Did you know that over 25% of U.S. households have a clutter problem? Rest assured, collecting different things, and living amid some clutter doesn’t automatically mean that you’re a hoarder. Disorganization is usually the primary cause of clutter. Whereas, hoarding is the result of keeping an excessive amount of items regardless of their sentimental or monetary value.
First things first, the location of the clutter should be considered. If it’s not limited to specific storage areas, like the basement, garage, attic, etc., and it’s preventing you from using the living spaces of your home, then here’s some advice from professional organizers:
Take some photos
You may be looking right past most of the clutter in your home and have even learned to live with it. The best way to gain another perspective of how bad it might be is by snapping a few pictures to see what areas need more organization.

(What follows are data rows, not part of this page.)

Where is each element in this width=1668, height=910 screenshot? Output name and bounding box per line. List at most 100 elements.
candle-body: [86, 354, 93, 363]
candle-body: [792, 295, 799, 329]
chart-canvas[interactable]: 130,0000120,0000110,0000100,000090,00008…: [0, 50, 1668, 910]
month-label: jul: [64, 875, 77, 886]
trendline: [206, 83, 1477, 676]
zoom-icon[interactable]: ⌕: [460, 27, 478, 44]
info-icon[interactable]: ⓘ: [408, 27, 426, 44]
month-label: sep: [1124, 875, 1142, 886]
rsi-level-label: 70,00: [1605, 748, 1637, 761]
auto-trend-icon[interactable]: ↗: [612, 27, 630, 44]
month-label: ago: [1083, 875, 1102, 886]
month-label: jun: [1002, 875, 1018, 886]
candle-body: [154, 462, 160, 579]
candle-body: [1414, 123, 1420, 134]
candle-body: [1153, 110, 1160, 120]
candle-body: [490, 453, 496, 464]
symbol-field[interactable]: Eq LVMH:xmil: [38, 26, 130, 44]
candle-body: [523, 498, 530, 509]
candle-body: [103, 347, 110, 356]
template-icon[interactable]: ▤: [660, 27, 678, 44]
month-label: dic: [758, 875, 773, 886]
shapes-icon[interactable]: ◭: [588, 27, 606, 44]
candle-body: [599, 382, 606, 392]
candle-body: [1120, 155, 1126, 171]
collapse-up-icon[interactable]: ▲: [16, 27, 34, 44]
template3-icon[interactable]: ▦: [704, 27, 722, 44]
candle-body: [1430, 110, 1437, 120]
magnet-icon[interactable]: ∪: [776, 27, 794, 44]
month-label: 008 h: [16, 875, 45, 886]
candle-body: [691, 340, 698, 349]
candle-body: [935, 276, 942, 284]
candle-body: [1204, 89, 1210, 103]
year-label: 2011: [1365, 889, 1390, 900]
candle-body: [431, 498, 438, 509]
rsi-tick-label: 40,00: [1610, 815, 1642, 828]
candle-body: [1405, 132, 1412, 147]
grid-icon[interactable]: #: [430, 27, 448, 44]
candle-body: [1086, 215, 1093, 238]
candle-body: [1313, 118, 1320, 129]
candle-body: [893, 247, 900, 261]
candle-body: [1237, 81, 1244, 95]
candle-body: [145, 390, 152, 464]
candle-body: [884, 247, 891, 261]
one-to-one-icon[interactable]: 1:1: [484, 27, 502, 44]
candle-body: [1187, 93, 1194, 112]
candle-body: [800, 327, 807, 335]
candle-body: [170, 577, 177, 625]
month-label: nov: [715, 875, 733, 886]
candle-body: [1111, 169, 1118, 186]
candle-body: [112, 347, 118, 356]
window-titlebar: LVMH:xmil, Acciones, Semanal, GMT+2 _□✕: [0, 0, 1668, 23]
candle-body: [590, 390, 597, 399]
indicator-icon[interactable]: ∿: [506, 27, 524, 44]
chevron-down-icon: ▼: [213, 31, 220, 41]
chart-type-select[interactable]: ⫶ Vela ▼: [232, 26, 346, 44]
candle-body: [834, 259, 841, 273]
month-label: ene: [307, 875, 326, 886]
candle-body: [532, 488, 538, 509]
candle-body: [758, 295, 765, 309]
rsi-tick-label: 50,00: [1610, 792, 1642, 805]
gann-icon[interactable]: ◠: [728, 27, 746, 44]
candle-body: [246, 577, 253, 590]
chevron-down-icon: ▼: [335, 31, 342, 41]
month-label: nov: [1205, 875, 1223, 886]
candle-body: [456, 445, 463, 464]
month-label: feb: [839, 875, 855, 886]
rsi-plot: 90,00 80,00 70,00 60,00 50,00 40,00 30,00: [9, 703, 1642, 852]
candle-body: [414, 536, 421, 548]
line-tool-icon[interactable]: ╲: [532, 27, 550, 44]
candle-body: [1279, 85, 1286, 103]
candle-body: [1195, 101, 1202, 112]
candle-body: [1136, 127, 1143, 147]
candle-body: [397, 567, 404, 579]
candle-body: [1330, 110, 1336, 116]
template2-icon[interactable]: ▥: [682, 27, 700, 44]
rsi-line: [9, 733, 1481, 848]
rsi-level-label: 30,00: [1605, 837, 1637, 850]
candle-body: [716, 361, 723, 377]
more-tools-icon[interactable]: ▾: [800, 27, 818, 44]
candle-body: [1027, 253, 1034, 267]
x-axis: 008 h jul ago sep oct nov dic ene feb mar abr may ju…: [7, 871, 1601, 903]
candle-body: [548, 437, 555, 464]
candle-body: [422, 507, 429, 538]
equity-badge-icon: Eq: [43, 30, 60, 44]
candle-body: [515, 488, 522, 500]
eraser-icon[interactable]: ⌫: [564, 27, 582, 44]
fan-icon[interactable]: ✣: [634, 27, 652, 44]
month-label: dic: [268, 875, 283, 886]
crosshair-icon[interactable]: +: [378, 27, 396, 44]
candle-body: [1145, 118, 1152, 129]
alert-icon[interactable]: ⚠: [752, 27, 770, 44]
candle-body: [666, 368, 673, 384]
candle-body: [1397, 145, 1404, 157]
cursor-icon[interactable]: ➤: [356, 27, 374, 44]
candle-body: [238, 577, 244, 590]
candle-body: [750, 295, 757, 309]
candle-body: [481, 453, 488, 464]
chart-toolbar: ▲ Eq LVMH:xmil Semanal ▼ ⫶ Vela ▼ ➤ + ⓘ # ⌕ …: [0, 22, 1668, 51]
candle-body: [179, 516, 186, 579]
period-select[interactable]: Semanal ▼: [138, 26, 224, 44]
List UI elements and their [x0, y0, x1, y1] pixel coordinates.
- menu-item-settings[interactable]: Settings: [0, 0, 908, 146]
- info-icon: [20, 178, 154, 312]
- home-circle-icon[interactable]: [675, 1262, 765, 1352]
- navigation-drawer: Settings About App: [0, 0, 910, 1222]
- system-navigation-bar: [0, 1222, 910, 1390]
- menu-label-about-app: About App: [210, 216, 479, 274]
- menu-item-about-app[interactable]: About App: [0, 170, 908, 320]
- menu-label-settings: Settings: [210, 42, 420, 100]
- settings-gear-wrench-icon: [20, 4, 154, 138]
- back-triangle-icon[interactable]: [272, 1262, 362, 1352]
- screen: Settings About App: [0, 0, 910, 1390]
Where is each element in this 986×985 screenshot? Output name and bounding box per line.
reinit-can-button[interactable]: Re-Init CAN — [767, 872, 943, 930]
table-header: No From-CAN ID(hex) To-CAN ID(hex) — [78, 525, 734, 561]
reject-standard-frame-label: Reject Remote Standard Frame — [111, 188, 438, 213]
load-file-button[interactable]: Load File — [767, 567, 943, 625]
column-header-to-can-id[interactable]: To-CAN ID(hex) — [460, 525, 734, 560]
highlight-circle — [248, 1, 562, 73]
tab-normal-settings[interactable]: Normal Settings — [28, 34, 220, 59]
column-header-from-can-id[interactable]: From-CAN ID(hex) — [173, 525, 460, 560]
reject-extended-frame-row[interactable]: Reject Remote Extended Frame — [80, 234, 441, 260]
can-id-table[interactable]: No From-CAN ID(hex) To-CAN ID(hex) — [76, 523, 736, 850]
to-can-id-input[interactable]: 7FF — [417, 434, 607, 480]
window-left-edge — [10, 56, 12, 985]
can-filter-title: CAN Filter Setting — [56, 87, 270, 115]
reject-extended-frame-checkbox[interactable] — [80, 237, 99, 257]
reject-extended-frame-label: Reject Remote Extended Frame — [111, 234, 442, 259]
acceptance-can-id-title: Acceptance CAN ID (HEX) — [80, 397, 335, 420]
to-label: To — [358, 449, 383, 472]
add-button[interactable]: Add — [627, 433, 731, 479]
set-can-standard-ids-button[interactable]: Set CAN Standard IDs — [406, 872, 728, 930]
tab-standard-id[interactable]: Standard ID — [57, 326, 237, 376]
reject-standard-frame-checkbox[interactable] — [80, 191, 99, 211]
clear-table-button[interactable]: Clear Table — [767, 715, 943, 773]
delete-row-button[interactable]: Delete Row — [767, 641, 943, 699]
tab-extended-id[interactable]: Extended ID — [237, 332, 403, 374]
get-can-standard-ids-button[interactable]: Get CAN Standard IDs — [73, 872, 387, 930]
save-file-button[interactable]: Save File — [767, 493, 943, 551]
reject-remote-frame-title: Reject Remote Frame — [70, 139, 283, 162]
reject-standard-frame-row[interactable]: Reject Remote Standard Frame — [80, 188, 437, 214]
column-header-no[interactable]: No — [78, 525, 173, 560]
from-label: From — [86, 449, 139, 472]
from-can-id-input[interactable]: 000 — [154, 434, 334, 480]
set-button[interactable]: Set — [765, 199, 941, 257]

Determine what you truly need
A majority of people only use 20% of their belongings. It doesn’t mean you have to dispose of the other 80% of your stuff. However, there are likely a few excess items that are cluttering your home that you no longer need. An effective technique is to arrange items according to how frequently they are used in your household on a daily basis. Regularly used items should remain easy to access. Consider donating items that you haven’t used in over a year to a local nonprofit.
Manage your paper trail
Receiving mail used to be an enjoyable experience, but unsolicited junk mail ruined it. From credit card offers to insurance ads, the average American household receives over 800 hundred pieces of junk mail every year. So, one of the best ways to reduce this type of clutter in your home is to opt-out of receiving it in the first place at www.optoutprescreen.com.
Sort items in an organized manner
Designate a staging area where it’s easier to view duplicate items and contemplate things you might not need in the future. Put away items in clearly labeled containers.
Locate and eliminate clutter hotspots
Flat surfaces and kitchen counters seem to be magnets for clutter in many households. Focus on making them no-dumping zones. You can do this routinely clearing them before going to bed or transform them into clutter-free zones. You can enforce clutter-free zones by placing household plants in places where items are known to pile up.
If you are feeling overwhelmed, start small and tackle one shelf or one drawer at a time. Taking these small steps will eventually lead to a big transformation in your clutter!